I have a DataFrame in Apache Spark with an array of integers, the source is a set of images. I ultimately want to do PCA on it, but I am having trouble just creating a matrix from my arrays. How do I create a matrix from a RDD?
我在Apache Spark中有一个带有整数数组的DataFrame,源是一组图像。我最终想在它上面做PCA,但是我遇到了麻烦,只是从数组中创建一个矩阵。如何从RDD创建一个矩阵?
> imagerdd = traindf.map(lambda row: map(float, row.image))
> mat = DenseMatrix(numRows=206456, numCols=10, values=imagerdd)
Traceback (most recent call last):
File "<ipython-input-21-6fdaa8cde069>", line 2, in <module>
mat = DenseMatrix(numRows=206456, numCols=10, values=imagerdd)
File "/usr/local/spark/current/python/lib/pyspark.zip/pyspark/mllib/linalg.py", line 815, in __init__
values = self._convert_to_array(values, np.float64)
File "/usr/local/spark/current/python/lib/pyspark.zip/pyspark/mllib/linalg.py", line 806, in _convert_to_array
return np.asarray(array_like, dtype=dtype)
File "/usr/local/python/conda/lib/python2.7/site- packages/numpy/core/numeric.py", line 462, in asarray
return array(a, dtype, copy=False, order=order)

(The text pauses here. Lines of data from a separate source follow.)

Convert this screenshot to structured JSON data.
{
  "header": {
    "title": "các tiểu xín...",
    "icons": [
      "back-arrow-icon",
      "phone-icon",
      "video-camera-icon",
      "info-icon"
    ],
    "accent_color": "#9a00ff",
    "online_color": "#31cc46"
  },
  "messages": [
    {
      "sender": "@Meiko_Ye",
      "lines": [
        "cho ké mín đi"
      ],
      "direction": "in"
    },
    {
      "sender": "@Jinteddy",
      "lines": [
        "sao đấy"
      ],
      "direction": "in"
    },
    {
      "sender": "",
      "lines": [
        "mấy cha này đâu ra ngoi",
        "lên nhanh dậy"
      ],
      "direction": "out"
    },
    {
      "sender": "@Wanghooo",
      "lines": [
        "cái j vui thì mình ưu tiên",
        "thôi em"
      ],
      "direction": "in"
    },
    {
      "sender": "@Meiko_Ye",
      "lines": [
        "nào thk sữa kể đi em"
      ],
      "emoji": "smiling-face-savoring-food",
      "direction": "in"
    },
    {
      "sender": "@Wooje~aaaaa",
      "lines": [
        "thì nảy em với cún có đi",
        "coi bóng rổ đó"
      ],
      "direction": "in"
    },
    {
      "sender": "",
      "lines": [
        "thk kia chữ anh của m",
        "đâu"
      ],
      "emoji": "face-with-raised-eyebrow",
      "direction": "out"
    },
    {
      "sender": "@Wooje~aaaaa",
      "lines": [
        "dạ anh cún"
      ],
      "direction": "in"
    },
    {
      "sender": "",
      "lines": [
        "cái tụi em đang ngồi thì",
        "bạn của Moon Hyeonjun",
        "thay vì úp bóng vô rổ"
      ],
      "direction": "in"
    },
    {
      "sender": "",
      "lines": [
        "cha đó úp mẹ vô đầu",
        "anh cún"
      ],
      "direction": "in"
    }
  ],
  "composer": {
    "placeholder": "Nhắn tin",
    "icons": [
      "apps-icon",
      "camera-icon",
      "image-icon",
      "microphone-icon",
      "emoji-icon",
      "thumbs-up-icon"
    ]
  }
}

TypeError: float() argument must be a string or a number
I'm getting the same error from every possible arrangement I can think of:
我能想到的每一种安排都会犯同样的错误:
imagerdd = traindf.map(lambda row: Vectors.dense(row.image))
imagerdd = traindf.map(lambda row: row.image)
imagerdd = traindf.map(lambda row: np.array(row.image))
If I try
如果我尝试
> imagedf = traindf.select("image")
> mat = DenseMatrix(numRows=206456, numCols=10, values=imagedf)
Traceback (most recent call last):
Traceback(最近的电话):
File "<ipython-input-26-a8cbdad10291>", line 2, in <module>
mat = DenseMatrix(numRows=206456, numCols=10, values=imagedf)
File "/usr/local/spark/current/python/lib/pyspark.zip/pyspark/mllib/linalg.py", line 815, in __init__
values = self._convert_to_array(values, np.float64)
File "/usr/local/spark/current/python/lib/pyspark.zip/pyspark/mllib/linalg.py", line 806, in _convert_to_array
return np.asarray(array_like, dtype=dtype)
File "/usr/local/python/conda/lib/python2.7/site-packages/numpy/core/numeric.py", line 462, in asarray
return array(a, dtype, copy=False, order=order)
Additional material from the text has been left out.